Completed in seven weeks, the album was produced by Stephen Street and the band.[6][7]Knox Chandler contributed on guitar.[8] The three core band members tried to be more open to collaborating with the additional musicians, rather than always directing how songs should be played.[9] The band started recording a week after their tour for Book of Days ended, and used few overdubs.[10][11] Singer Richard Butler constructed lyrics that were more personal than on previous albums.[12] He decided to use cello on some tracks after growing tired of employing a saxophone.[13] "All About You" was edited down from two jams that totaled 30 minutes.[14]
The Los Angeles Times wrote that "there is once more the bracing tension of understated melodic elegance scraping against understated musical discord."[17] The Ottawa Citizen determined that the band "maintains the most irresistible aspects of its art-rock sound including the melancholy underbelly, but it also focuses them into a commanding pop songs."[22] The Calgary Herald opined that "Richard sings wearily of romance in ruins... It's all so shoulder-shrugging boring."[15]

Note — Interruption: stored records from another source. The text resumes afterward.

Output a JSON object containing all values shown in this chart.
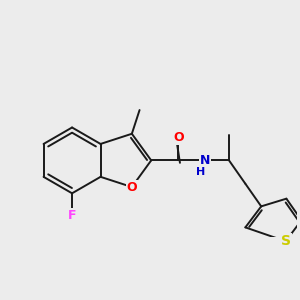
{
  "bg_color": "#ececec",
  "bond_color": "#1a1a1a",
  "bond_width": 1.4,
  "atom_colors": {
    "O": "#ff0000",
    "N": "#0000cc",
    "F": "#ff44ff",
    "S": "#cccc00",
    "C": "#1a1a1a"
  },
  "font_size": 8.5,
  "figsize": [
    3.0,
    3.0
  ],
  "dpi": 100
}
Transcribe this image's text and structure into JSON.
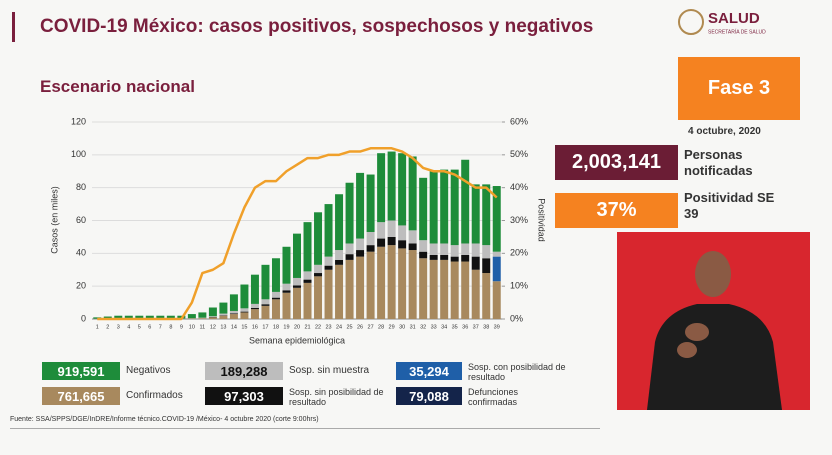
{
  "header": {
    "title": "COVID-19 México: casos positivos, sospechosos y negativos",
    "subtitle": "Escenario nacional",
    "logo": "SALUD",
    "logo_sub": "SECRETARÍA DE SALUD",
    "phase": "Fase 3",
    "date": "4 octubre, 2020"
  },
  "stats": [
    {
      "value": "2,003,141",
      "label": "Personas notificadas"
    },
    {
      "value": "37%",
      "label": "Positividad SE 39"
    }
  ],
  "deaths": {
    "total": "79,088",
    "label": "Defunciones confirmadas"
  },
  "footer": "Fuente: SSA/SPPS/DGE/InDRE/Informe técnico.COVID-19 /México- 4 octubre 2020 (corte 9:00hrs)",
  "chart_data": {
    "type": "bar",
    "stacked": true,
    "xlabel": "Semana epidemiológica",
    "ylabel": "Casos (en miles)",
    "y2label": "Positividad",
    "grid": true,
    "categories": [
      "1",
      "2",
      "3",
      "4",
      "5",
      "6",
      "7",
      "8",
      "9",
      "10",
      "11",
      "12",
      "13",
      "14",
      "15",
      "16",
      "17",
      "18",
      "19",
      "20",
      "21",
      "22",
      "23",
      "24",
      "25",
      "26",
      "27",
      "28",
      "29",
      "30",
      "31",
      "32",
      "33",
      "34",
      "35",
      "36",
      "37",
      "38",
      "39"
    ],
    "ylim": [
      0,
      120
    ],
    "yticks": [
      0,
      20,
      40,
      60,
      80,
      100,
      120
    ],
    "y2lim": [
      0,
      60
    ],
    "y2ticks": [
      {
        "value": 0,
        "label": "0%"
      },
      {
        "value": 10,
        "label": "10%"
      },
      {
        "value": 20,
        "label": "20%"
      },
      {
        "value": 30,
        "label": "30%"
      },
      {
        "value": 40,
        "label": "40%"
      },
      {
        "value": 50,
        "label": "50%"
      },
      {
        "value": 60,
        "label": "60%"
      }
    ],
    "series": [
      {
        "name": "Confirmados",
        "total": "761,665",
        "color": "#a8895e",
        "values": [
          0.1,
          0.1,
          0.1,
          0.1,
          0.1,
          0.1,
          0.1,
          0.2,
          0.2,
          0.3,
          0.5,
          1,
          2,
          3,
          4,
          6,
          8,
          12,
          16,
          19,
          22,
          26,
          30,
          33,
          36,
          38,
          41,
          44,
          45,
          43,
          42,
          37,
          36,
          36,
          35,
          35,
          30,
          28,
          23
        ]
      },
      {
        "name": "Sosp. sin posibilidad de resultado",
        "total": "97,303",
        "color": "#111111",
        "values": [
          0,
          0,
          0,
          0,
          0,
          0,
          0,
          0,
          0,
          0,
          0,
          0.2,
          0.3,
          0.4,
          0.5,
          0.7,
          1,
          1,
          1.5,
          1.5,
          2,
          2,
          2.5,
          3,
          3.5,
          4,
          4,
          5,
          5,
          5,
          4,
          4,
          3,
          3,
          3,
          4,
          8,
          9,
          0
        ]
      },
      {
        "name": "Sosp. con posibilidad de resultado",
        "total": "35,294",
        "color": "#1f5fa8",
        "values": [
          0,
          0,
          0,
          0,
          0,
          0,
          0,
          0,
          0,
          0,
          0,
          0,
          0,
          0,
          0,
          0,
          0,
          0,
          0,
          0,
          0,
          0,
          0,
          0,
          0,
          0,
          0,
          0,
          0,
          0,
          0,
          0,
          0,
          0,
          0,
          0,
          0,
          0,
          15
        ]
      },
      {
        "name": "Sosp. sin muestra",
        "total": "189,288",
        "color": "#bdbdbd",
        "values": [
          0.1,
          0.1,
          0.1,
          0.1,
          0.1,
          0.1,
          0.1,
          0.1,
          0.1,
          0.2,
          0.3,
          0.5,
          1,
          1.5,
          2,
          2.5,
          3,
          3.5,
          4,
          4.5,
          5,
          5,
          5.5,
          6,
          6.5,
          7,
          8,
          10,
          10,
          9,
          8,
          7,
          7,
          7,
          7,
          7,
          8,
          8,
          3
        ]
      },
      {
        "name": "Negativos",
        "total": "919,591",
        "color": "#1e8c3a",
        "values": [
          0.8,
          1.3,
          1.8,
          1.8,
          1.8,
          1.8,
          1.8,
          1.7,
          1.7,
          2.5,
          3.2,
          5.3,
          6.7,
          10.1,
          14.5,
          17.8,
          21,
          20.5,
          22.5,
          27,
          30,
          32,
          32,
          34,
          37,
          40,
          35,
          42,
          42,
          44,
          45,
          38,
          44,
          45,
          46,
          51,
          36,
          37,
          40
        ]
      },
      {
        "type": "line",
        "axis": "y2",
        "color": "#f0a02a",
        "values": [
          0,
          0,
          0,
          0,
          0,
          0,
          0,
          0,
          0,
          5,
          14,
          15,
          17,
          26,
          34,
          40,
          42,
          42,
          45,
          47,
          49,
          49,
          50,
          50,
          51,
          51,
          52,
          52,
          52,
          51,
          49,
          46,
          45,
          45,
          44,
          42,
          40,
          40,
          37
        ]
      }
    ]
  }
}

The Globe and Mail deemed the album "a crafty return to the edgy, intelligent rock of its earliest incarnation."[23]The Boston Globe called it "B-level pop songs."[24] The Vancouver Sun panned the "sameness in synth sounds, sameness in melodies, sameness in meter."[25]The Times concluded that "the album is leavened by a significantly keener sense of melody and somehow pulled into focus by the context of the times."[26]